A new historical novel from the author of The English Patient. Decades after World War II, Nathaniel Williams reflects on his experiences in 1945, when his parents left him and his sister in the care of a mysterious neighbor.
Warlight has the immediate allure of a dark fairy tale ... Warlight is a mosaic of such fragments, so cunningly assembled that the finished pattern seems as inevitable as it is harmonious. What must happen does happen in this elegiac thriller; we just can’t see it coming ... As the pattern emerges, Ondaatje imperceptibly tightens the narrative. Gradually, we see that no detail or character, however incidental, has been extraneous ... Like its more immediate predecessors—The Cat’s Table, in particular—Ondaatje’s new novel is leaner than The English Patient and its focus tighter, a searchlight’s focus ... In Warlight, all is illuminated, at first dimly then starkly, but always brilliantly.

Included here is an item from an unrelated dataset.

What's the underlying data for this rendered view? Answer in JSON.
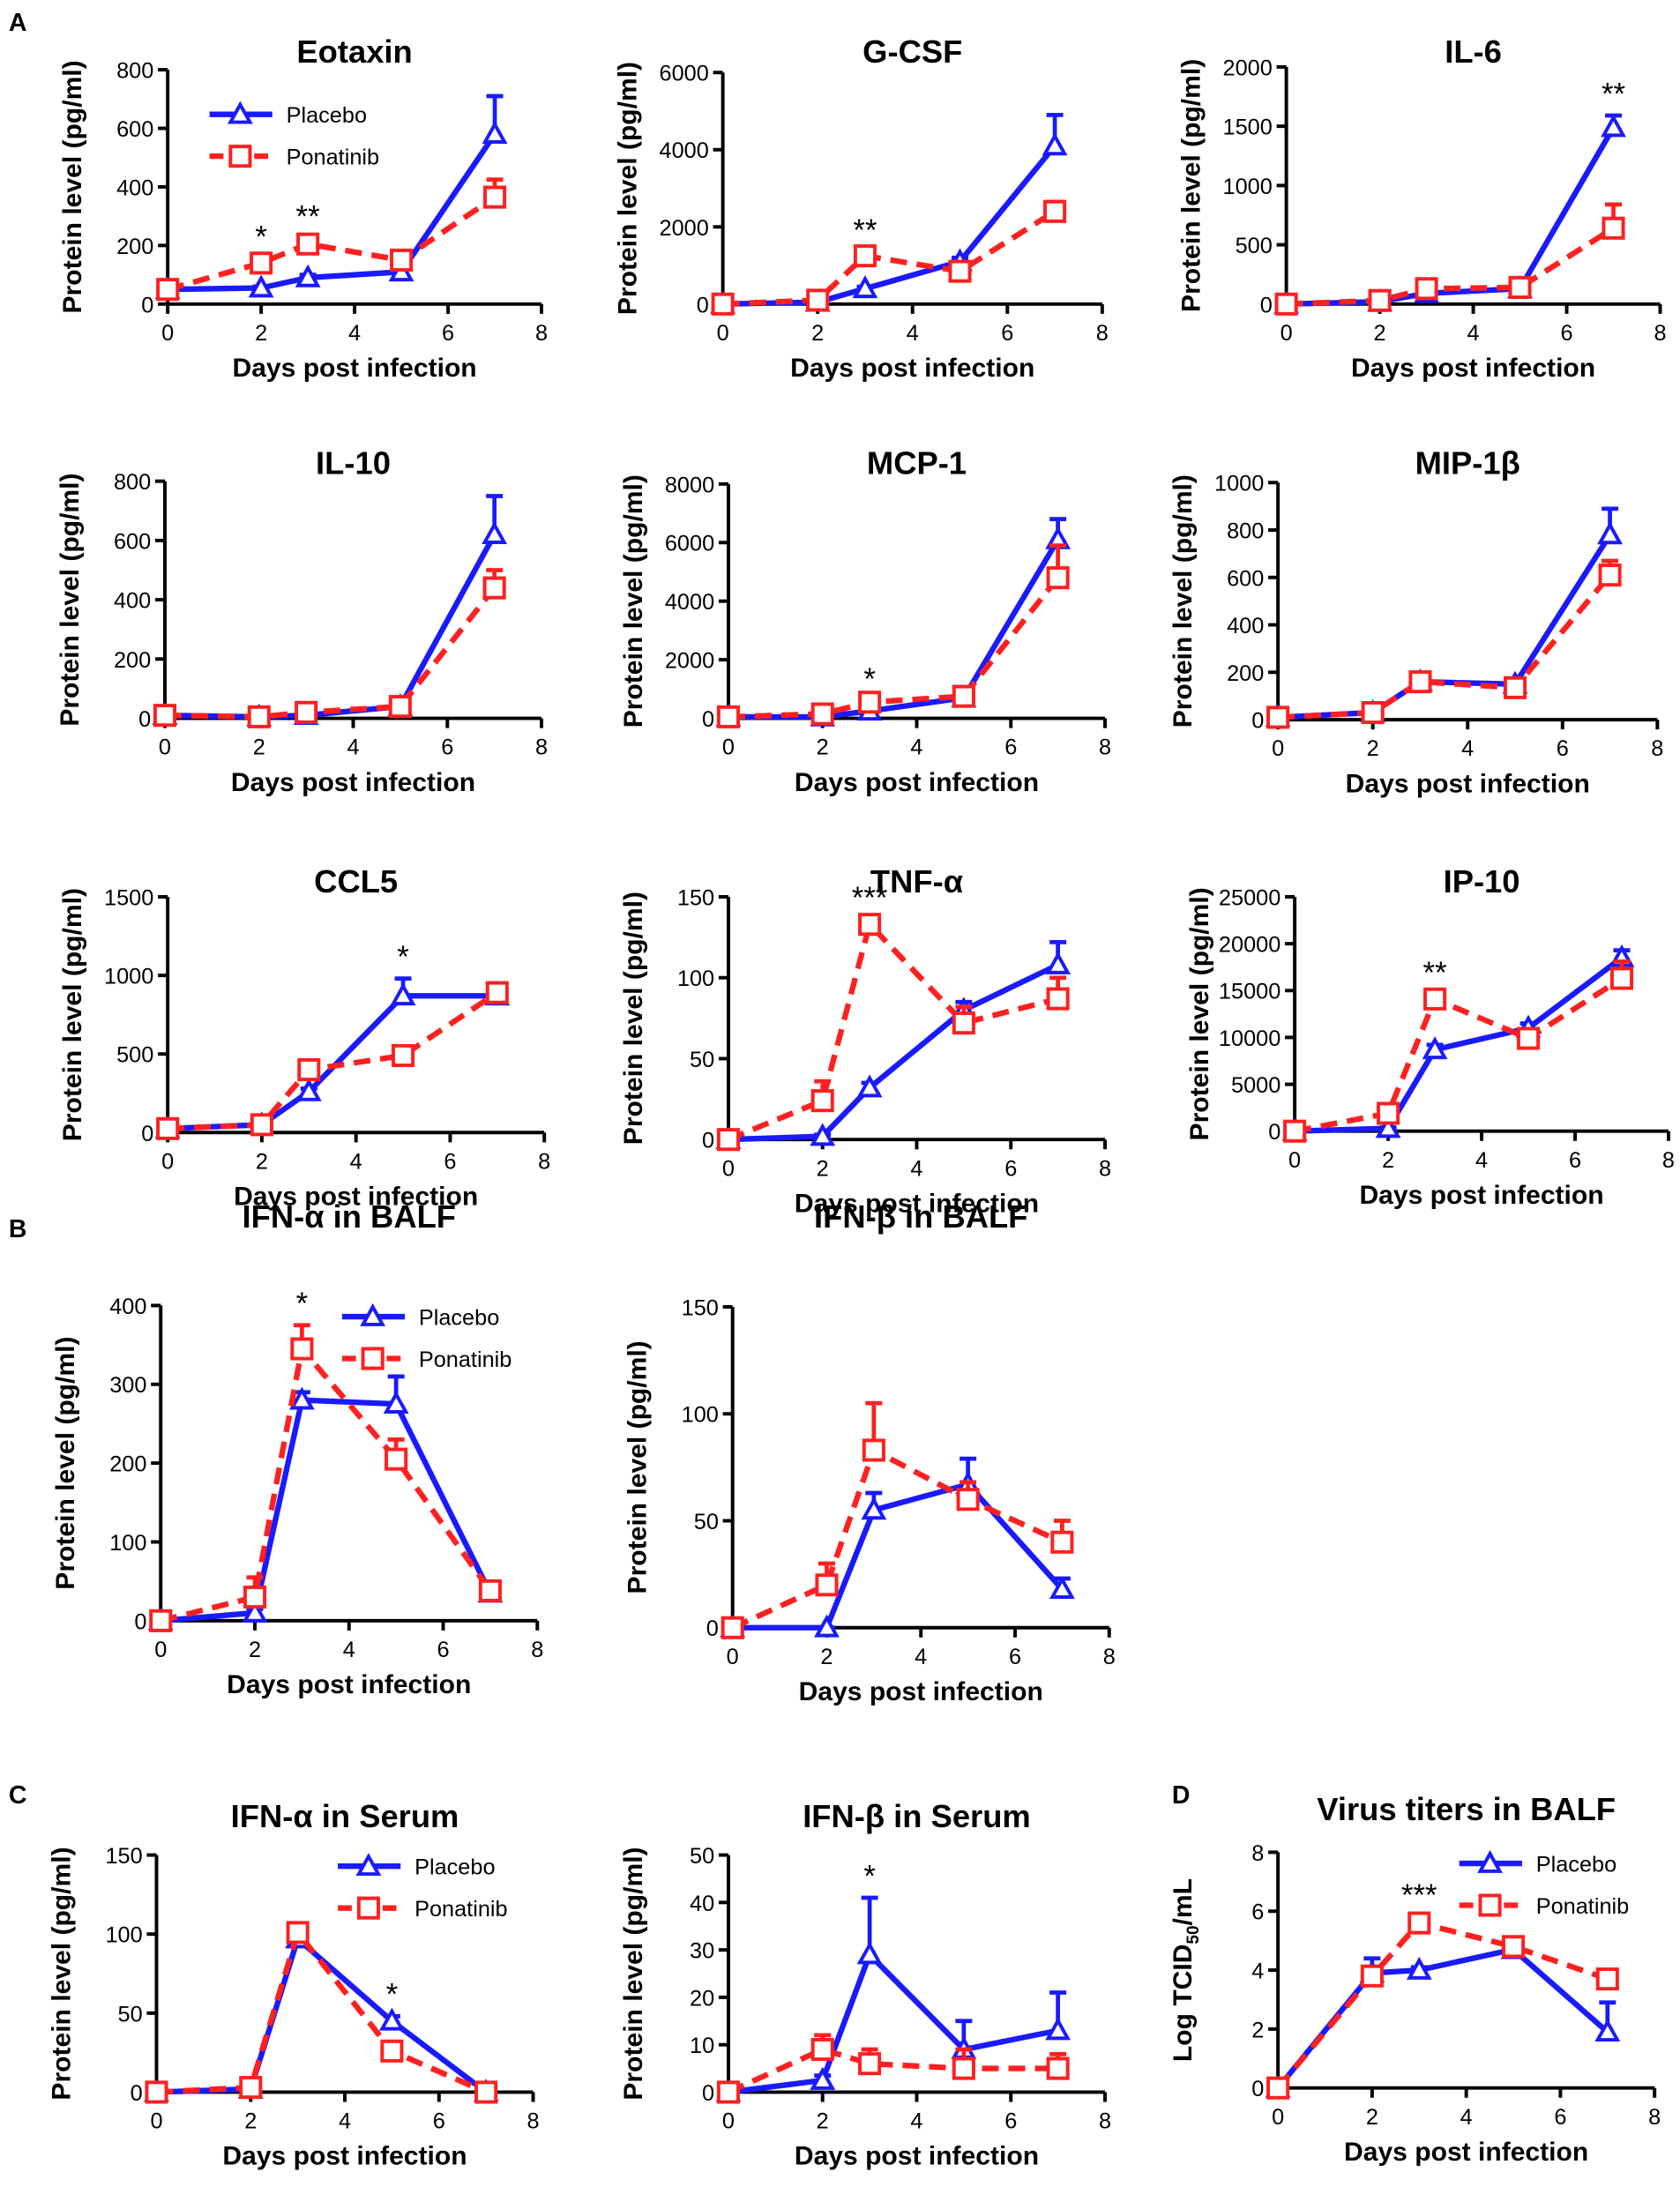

...a tender coming-of-age story so warmly delivered you almost forget how much of its plot involves smuggling, spycraft and assassins ... The pleasure of spy novels is their suggestion that smarter and savvier figures are protecting our lives. Ondaatje tweaks the notion, considering Nathaniel’s life in the context of spies falling down on the job ... Ondaatje gets to have it both ways: His elegant prose is a pleasure in its own right and a scrim that Nathaniel layers over his own story, protecting himself against how abandoned he’s been. A love of secrets, for better or for worse, is his inheritance.
Like The English Patient, Warlight's concern is with the wages and repercussions of war, again addressed in a narrative that involves morally ambiguous espionage, pieced together and revealed gradually, bit by tantalizing bit ... The murkiness, camouflage, and subterfuge add intrigue and atmosphere to Warlight, but many of the characters remain hazy, sometimes frustratingly so, as if you were trying to make out their features through sunglasses at night. The thwarted love story Nathaniel imagines for his self-contained, forever strategizing mother falls far short of the intense, aching passion and loss at the heart of The English Patient ... With Warlight, Ondaatje gives us another reminder of the long dark shadow cast by war.